The Lattice Overparametrization Paradigm for the Machine Learning of Lattice Operators
Diego Marcondes, Junior Barrera
TL;DR
This paper tackles learning lattice operators under principled constraints by introducing a lattice overparametrization framework. It formalizes algebraic representations, kernel-based bases, and sup-/inf-generating decompositions to enable interpretable parameterizations, and proposes the Stochastic Lattice Descent (SLDA) as a general, efficient optimizer over a fixed lattice parametrization. It also discusses hierarchical SLDA and model-selection-inspired strategies to cope with limited prior information, advocating for the three pillars of control, transparency, and interpretability that MM-based methods can offer over neural networks. The work situates mathematical morphology as a potent foundation for principled, interpretable operator learning and outlines proofs-of-concept through discrete DMNN, while outlining key open problems for extending to uncountable lattices.
Abstract
The machine learning of lattice operators has three possible bottlenecks. From a statistical standpoint, it is necessary to design a constrained class of operators based on prior information with low bias, and low complexity relative to the sample size. From a computational perspective, there should be an efficient algorithm to minimize an empirical error over the class. From an understanding point of view, the properties of the learned operator need to be derived, so its behavior can be theoretically understood. The statistical bottleneck can be overcome due to the rich literature about the representation of lattice operators, but there is no general learning algorithm for them. In this paper, we discuss a learning paradigm in which, by overparametrizing a class via elements in a lattice, an algorithm for minimizing functions in a lattice is applied to learn. We present the stochastic lattice descent algorithm as a general algorithm to learn on constrained classes of operators as long as a lattice overparametrization of it is fixed, and we discuss previous works which are proves of concept.

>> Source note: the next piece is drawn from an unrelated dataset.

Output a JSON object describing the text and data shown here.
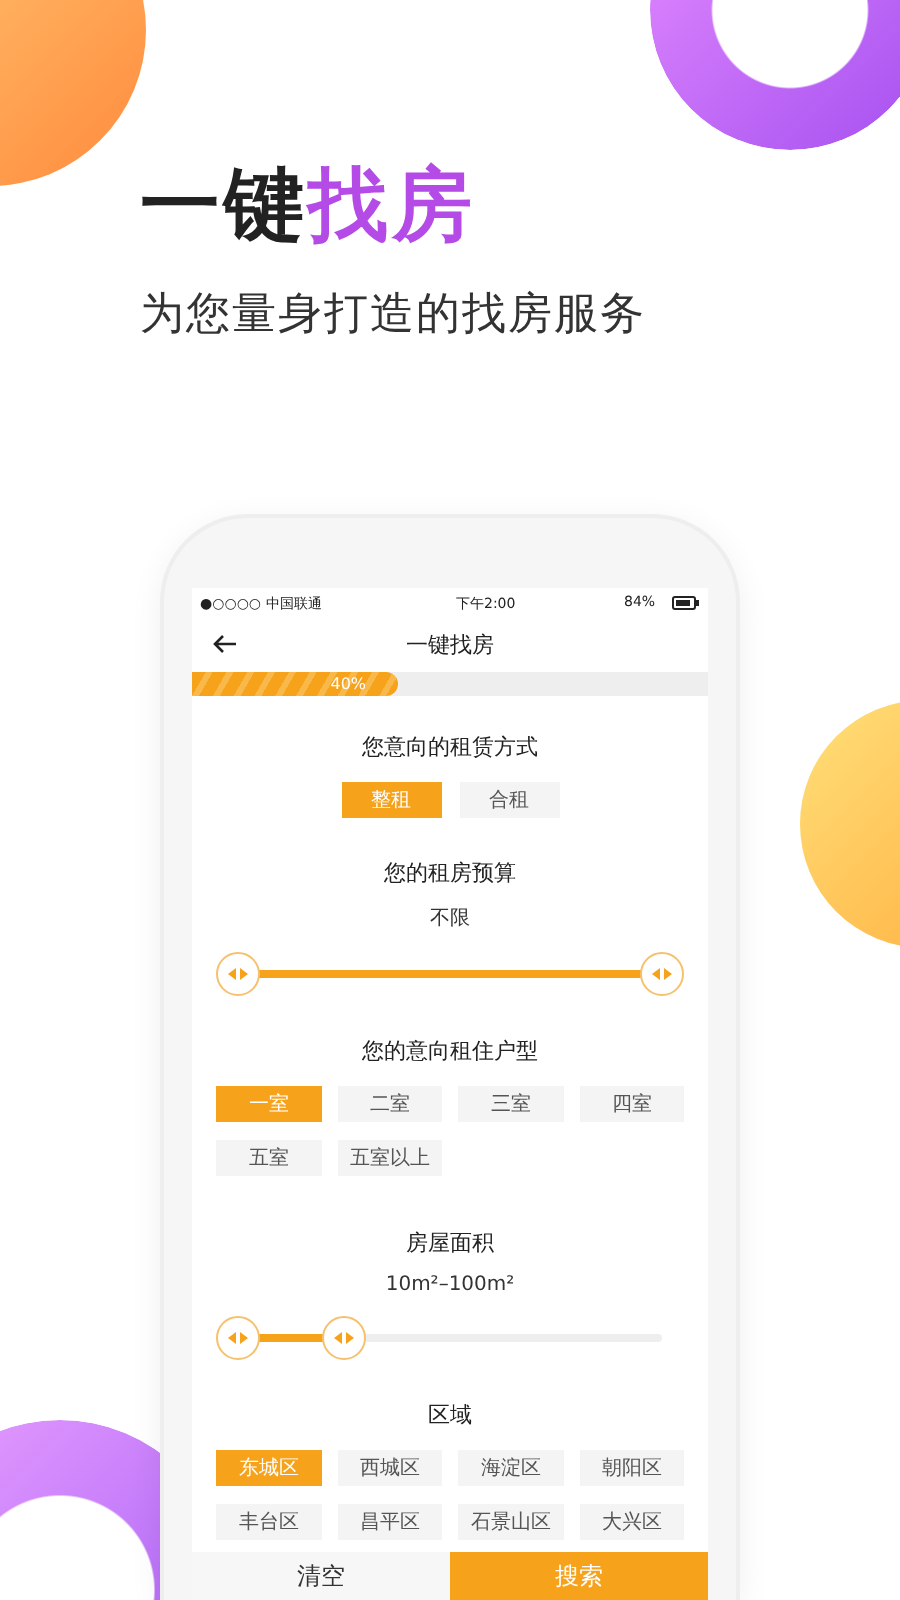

Moreover, if there are algorithms to compute the basis of an operator from its overparametrization, then its properties can be deduced and the understanding bottleneck is also overcome. This learning paradigm has three properties that modern methods based on neural networks lack: control, transparency and interpretability. Nowadays, there is an increasing demand for methods with these characteristics, and we believe that mathematical morphology is in a unique position to supply them. The lattice overparametrization paradigm could be a missing piece for it to achieve its full potential within modern machine learning.